THE BENEFIT: Fannin says it trains you to not only accept adversity, which is part of golf, but to see it as an "opportunity for heroism."
On the practice green, try to make four straight five-footers, each on a different hole; as you go, imagine that each putt is to win the Masters, U.S. Open, British Open, and PGA. If you fail to "win" the British, back to Augusta you go. Play until you win the Slam.
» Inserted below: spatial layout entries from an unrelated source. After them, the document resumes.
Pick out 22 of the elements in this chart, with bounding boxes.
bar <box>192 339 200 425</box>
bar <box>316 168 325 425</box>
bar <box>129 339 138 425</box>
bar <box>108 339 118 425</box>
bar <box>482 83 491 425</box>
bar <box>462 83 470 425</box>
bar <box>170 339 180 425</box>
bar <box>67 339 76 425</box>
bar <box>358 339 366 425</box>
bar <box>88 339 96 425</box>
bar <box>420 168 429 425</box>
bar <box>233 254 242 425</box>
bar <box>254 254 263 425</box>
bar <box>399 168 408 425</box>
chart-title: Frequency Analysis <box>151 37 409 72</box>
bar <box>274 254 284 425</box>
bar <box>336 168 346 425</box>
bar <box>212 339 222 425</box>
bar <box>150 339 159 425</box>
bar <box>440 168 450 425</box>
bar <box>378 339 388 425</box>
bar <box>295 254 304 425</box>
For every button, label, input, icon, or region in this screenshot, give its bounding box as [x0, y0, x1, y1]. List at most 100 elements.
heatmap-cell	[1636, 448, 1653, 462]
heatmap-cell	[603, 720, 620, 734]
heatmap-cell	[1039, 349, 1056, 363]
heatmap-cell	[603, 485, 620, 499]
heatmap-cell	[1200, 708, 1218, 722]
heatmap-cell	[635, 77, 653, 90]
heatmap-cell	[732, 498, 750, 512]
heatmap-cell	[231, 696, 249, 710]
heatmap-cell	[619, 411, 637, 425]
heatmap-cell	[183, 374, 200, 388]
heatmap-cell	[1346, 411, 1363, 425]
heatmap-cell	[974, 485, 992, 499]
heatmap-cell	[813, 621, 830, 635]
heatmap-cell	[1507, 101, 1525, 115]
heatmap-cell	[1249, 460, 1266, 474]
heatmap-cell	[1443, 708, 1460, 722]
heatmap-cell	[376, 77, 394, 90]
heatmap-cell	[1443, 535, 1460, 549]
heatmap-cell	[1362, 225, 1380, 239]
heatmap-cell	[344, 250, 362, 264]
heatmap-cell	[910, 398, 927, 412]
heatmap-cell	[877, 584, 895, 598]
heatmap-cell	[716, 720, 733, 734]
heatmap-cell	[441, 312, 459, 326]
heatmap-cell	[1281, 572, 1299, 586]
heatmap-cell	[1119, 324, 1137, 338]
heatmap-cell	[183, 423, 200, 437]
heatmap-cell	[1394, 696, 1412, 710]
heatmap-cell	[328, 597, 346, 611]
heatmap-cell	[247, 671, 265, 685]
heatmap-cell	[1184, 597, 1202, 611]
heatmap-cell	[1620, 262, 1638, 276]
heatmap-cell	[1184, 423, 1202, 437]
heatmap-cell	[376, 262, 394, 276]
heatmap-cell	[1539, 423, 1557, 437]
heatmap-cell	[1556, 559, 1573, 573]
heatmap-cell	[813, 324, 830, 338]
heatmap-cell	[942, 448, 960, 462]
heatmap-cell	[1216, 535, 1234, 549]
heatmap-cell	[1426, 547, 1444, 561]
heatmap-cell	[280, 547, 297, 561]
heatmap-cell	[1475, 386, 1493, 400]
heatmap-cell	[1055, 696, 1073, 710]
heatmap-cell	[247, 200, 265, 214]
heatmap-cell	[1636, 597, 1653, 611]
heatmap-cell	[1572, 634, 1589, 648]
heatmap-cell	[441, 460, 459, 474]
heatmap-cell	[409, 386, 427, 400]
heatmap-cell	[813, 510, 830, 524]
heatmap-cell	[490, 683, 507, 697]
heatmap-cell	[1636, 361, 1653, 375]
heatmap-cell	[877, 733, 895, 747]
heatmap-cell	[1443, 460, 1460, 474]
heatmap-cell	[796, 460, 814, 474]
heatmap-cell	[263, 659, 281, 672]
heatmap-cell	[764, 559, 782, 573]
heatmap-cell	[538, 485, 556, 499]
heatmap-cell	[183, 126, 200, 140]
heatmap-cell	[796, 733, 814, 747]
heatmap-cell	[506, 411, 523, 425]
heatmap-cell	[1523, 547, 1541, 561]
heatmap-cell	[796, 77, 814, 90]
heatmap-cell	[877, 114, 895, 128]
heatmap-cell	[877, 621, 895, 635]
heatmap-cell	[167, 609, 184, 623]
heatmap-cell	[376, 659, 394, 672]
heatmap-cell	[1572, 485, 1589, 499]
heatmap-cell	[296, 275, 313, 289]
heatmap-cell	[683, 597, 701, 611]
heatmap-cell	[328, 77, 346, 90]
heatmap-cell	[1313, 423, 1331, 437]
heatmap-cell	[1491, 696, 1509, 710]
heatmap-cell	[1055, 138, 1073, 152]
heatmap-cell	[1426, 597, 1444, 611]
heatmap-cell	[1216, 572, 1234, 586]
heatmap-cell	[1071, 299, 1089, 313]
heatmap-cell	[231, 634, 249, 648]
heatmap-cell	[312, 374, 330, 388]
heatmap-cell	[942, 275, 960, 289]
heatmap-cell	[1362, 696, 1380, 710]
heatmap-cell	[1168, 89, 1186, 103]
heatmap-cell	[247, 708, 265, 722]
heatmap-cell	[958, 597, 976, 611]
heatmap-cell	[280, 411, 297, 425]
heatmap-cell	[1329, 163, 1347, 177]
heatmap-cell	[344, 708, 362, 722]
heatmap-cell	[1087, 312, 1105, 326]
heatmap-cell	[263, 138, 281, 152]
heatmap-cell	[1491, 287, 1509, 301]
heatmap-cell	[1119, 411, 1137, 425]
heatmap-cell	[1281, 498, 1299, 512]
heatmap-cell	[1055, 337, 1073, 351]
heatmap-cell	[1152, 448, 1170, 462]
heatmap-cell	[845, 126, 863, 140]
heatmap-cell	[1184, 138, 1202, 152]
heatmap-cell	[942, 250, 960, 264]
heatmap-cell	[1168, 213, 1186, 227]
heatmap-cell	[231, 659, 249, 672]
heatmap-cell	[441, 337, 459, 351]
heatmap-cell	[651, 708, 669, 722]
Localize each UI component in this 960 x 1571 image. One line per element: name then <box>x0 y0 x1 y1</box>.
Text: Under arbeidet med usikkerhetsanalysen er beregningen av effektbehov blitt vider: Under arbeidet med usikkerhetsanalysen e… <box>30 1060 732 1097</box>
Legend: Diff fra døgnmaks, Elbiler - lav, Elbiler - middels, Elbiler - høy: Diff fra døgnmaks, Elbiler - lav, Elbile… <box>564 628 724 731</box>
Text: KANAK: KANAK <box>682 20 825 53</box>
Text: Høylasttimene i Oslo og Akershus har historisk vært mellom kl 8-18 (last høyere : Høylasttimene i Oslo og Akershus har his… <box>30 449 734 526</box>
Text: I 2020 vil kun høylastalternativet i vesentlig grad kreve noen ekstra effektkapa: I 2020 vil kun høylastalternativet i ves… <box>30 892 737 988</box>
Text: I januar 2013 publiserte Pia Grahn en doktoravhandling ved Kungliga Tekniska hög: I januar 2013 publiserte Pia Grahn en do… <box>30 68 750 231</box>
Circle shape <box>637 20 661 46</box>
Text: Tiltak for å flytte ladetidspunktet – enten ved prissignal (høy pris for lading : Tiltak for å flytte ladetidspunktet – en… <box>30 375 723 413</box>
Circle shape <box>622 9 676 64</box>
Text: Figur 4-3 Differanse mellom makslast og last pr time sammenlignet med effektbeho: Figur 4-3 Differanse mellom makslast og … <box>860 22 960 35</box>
THE BENEFIT: "This taps into what's called 'situational imagery,'" Fannin says. "Champions visualize doing great things before doing them."
MOMENT OF TRUTH
On the range, give yourself a clear task -- say, hitting drives between two flags, or landing wedge shots on a green. If you hit your target, that's a "birdie" (1-under); if you miss, it's a bogey (1-over). Play until you win (reach 5-under) or lose (5-over).
THE BENEFIT: This gets you aiming at targets, not hazards, Fannin says, and calibrates your mind to deliver in the clutch. "Stress can either choke you to death or lift you up. This game turns you into a pressure player."